Never has this been more relevant. What does it take to thrive in our new world of work? It takes a willingness to be open to change, to embrace it, and look for the opportunities it holds. As Alvin Toffler the futurist said, those who will succeed in the future are not the most learned and not the most knowledgeable. They’re those who’ve learned how to learn, how to unlearn, and how to relearn.

What do you need to unlearn?

It’s a big question, perhaps starting with giving yourself permission to interrogate everything you think you already know. Ask yourself:

“What are my comfort bubbles and what triggers my internal resistance?”
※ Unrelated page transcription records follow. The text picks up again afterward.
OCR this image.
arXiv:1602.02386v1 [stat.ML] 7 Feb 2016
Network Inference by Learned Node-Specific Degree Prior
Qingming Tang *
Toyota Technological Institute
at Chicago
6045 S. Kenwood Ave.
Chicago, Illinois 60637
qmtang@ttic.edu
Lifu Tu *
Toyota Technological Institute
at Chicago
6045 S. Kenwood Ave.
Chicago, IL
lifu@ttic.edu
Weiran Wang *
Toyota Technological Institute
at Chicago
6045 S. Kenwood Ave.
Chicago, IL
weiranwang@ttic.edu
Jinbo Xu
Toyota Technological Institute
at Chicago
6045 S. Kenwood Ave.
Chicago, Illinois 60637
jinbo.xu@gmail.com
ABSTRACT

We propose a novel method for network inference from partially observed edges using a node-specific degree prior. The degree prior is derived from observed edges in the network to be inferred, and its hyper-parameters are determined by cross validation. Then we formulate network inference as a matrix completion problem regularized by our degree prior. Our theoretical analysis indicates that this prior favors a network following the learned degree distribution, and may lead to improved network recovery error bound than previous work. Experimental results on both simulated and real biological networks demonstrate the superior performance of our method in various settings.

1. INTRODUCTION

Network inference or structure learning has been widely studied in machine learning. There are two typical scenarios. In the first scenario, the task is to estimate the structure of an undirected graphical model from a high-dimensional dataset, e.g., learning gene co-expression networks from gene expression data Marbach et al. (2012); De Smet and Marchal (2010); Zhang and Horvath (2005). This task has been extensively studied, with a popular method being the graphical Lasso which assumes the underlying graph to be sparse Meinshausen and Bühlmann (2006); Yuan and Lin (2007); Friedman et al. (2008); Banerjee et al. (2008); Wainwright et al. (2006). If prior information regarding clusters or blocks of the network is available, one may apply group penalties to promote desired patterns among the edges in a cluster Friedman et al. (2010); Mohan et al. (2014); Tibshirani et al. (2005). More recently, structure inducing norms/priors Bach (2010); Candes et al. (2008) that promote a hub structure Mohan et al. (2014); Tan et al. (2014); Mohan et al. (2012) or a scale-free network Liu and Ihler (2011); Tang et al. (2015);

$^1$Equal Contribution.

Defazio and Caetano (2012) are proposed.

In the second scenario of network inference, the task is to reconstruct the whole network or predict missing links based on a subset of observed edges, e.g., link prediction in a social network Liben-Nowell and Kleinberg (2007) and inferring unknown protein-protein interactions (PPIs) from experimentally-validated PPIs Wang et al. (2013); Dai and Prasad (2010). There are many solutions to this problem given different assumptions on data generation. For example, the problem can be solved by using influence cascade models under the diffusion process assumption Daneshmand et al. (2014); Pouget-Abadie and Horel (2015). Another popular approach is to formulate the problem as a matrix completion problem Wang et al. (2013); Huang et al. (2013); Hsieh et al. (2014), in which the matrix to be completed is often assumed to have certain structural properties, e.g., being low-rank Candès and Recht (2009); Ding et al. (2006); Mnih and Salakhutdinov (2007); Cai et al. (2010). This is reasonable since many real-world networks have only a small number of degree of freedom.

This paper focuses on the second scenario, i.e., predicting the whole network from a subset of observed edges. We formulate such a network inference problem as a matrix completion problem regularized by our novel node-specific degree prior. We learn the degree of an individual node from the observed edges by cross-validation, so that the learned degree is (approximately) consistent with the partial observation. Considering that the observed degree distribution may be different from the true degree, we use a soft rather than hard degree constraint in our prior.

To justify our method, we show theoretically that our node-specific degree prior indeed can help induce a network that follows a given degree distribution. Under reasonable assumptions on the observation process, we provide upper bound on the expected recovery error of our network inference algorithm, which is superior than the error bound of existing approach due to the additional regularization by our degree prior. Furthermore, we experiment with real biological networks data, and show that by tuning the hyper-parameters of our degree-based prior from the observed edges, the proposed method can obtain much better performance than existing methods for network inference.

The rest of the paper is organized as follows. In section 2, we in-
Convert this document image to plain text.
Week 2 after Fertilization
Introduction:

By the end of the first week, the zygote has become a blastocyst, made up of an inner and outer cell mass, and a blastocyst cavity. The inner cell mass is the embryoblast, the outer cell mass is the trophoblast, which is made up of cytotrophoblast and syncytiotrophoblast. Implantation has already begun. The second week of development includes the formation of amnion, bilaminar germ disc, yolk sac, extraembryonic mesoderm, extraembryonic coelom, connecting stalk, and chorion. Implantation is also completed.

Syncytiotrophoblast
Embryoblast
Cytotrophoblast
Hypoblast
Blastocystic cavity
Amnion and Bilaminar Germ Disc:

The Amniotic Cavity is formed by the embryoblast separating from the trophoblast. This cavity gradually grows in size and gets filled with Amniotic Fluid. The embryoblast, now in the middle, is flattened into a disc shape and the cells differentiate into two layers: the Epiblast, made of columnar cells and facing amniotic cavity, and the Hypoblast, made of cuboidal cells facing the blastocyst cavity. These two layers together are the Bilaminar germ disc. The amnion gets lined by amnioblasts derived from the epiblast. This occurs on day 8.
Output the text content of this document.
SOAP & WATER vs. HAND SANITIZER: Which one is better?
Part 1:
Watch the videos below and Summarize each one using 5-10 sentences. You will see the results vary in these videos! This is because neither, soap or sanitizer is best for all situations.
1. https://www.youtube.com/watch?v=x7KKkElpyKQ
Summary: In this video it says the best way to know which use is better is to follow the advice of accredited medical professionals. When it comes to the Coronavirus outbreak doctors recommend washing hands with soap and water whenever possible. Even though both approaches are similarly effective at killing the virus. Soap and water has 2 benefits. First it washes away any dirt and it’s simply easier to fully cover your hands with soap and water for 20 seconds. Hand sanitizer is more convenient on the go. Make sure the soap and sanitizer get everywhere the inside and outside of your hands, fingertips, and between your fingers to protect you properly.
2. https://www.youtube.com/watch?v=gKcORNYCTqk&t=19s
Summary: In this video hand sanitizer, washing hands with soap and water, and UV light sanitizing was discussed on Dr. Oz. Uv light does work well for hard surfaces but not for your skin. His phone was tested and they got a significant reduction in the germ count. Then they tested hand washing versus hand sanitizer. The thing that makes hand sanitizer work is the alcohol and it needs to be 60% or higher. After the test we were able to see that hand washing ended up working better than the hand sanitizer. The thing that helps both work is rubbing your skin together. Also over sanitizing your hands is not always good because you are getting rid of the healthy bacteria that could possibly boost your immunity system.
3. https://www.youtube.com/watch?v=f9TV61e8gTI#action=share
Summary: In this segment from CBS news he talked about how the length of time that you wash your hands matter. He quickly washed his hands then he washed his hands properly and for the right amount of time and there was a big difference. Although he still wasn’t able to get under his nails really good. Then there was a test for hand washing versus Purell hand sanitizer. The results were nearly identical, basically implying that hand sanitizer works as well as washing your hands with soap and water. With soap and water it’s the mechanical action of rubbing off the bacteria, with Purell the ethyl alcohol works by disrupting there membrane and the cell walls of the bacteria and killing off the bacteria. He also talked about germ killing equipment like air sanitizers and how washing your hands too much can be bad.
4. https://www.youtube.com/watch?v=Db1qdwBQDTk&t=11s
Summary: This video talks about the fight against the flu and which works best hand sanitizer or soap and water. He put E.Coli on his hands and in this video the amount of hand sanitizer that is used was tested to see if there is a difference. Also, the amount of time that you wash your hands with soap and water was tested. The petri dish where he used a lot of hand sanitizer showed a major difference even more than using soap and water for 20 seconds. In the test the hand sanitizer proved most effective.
The key lies in your openness to being challenged, to seek out information that contradicts your assumptions. Only you will know what needs to go.

How do we relearn?

Be open to other perspectives. Look for people with diverse opinions. Believe in yourself. Be brave. Be vulnerable. Be willing to step out of your psychological comfort zone and have faith that you won’t lose your place in the world [at least not forever]. Take comfort in the fact that all healthy humans have an inner stream of criticism and doubt. Approach new learning in a mindful and productive way. Accept and respect your emotions and then act on your values. Becoming emotionally agile will lower your stress, increase your idea generation, and improve your job performance.

Handy.

In her book Big Magic, Elizabeth Gilbert defines creative living:

 “I happen to believe we are all walking repositories of buried treasure. I believe this is one of the oldest and most generous tricks the universe plays on us human beings, both for its own amusement and for ours: The universe buries strange jewels deep within us all, and then stands back to see if we can find them. The hunt to uncover those jewels – that’s creative living. The courage to go on that hunt in the first place – that’s what separates a mundane existence from a more enchanted one. The often-surprising results of that hunt – that’s what I call Big Magic.”

 I like to call it personal relearning.